According to thinkwithgoogle we are living in the era of Relational Marketing
While Transactional Marketing was relying on massive communication addressed to large audiences which then develop preferences, Relational Marketing supports more complex processes to shape clients’ preferences.
The back and forth between clients and vendors, as well as the many interactions that take place along the way and, ultimately, the perception of mirroring themselves in the brand shape the client’s experience and this affects their preferences, well beyond the yet important moment of truth.</P
Google suggests “How people decide what to buy lies in the “messy middle” of the purchase journey”. The Messy Middle is the new paradigm of purchasing process, not only for B2C.
What happens during that messy middle of the customer journey is exactly what vendors should take care about providing the most coherent brand’s experience.
Ultimately brand’s experience is what contributes to creating customer value!

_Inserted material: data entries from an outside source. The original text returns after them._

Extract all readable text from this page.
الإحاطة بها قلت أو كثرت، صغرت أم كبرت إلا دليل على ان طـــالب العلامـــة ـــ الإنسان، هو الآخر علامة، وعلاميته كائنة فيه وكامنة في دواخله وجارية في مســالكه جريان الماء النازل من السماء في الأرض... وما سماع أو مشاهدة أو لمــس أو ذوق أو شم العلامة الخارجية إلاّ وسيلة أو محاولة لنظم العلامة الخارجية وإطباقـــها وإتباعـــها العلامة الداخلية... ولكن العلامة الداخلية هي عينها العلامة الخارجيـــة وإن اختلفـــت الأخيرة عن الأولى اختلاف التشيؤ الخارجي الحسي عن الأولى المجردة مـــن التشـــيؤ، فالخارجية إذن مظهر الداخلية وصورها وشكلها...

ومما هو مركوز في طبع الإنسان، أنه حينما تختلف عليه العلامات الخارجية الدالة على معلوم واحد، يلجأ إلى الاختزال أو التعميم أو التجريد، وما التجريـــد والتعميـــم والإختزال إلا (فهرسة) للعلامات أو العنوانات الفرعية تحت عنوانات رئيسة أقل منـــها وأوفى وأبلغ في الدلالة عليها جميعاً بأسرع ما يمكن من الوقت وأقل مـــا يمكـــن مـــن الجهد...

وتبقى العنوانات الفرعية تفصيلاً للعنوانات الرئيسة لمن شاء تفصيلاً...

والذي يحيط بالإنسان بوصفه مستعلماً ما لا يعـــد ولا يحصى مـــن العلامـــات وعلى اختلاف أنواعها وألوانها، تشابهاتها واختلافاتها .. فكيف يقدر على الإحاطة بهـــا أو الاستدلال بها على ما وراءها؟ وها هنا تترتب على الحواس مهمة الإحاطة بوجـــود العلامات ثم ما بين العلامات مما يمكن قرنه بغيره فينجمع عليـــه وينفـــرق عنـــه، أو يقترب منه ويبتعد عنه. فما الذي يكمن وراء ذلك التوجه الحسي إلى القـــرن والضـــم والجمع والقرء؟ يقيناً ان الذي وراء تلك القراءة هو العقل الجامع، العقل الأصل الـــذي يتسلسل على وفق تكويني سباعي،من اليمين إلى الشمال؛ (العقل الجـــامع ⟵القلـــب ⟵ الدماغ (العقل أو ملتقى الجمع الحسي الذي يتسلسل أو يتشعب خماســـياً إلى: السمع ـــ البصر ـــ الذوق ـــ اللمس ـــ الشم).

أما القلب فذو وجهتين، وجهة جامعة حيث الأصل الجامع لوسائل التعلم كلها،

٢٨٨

Due to this reason, relationship marketing places the client’s experience under a crucial perspective leading it at its best possible level to nurture a positive, long-term relationship.
In the last six months alone, we’ve probably experienced 10 years’ worth of change.
“The good news is that the twin challenges of profound disruption and uncertainty also present businesses with an opportunity to rethink readiness. To reimagine how to best meet consumer demand, even as it fluctuates, and even if it remains volatile. Today, businesses have more data and consumer signals, are better able to act on them, and can meet a higher standard for doing all of this more responsibly than ever before.
How do we know this?
Because many of the most disruptive trends businesses face today — such as keeping up with rapidly shifting consumer demand; creating and maintaining reliable chains of supply and delivery; and making sound business decisions quickly enough to keep up with competition — aren’t really new at all.”
Satisfying dynamic consumer demand is where today’s tools and technologies are best suited to help businesses get ready for what will be next.
The relationship between vendor and buyer is the territory where perception is created, developed and nurtured, but also negotiated between different perspectives:
- While the CRM tools’ role is to execute the CRM strategy, thereby facilitating the value proposition on the journey to outreach the value co-creation process.
- The CRM strategy is the formalisation of who is in charge to support the customer’s value perception building process and how this can be done at the best.
The purpose of the CRM strategic consultant is to help companies to establish a process to shape value perception for both customers and stakeholders.
The good news is that the twin challenges of profound disruption and uncertainty also present businesses with an opportunity to rethink readiness.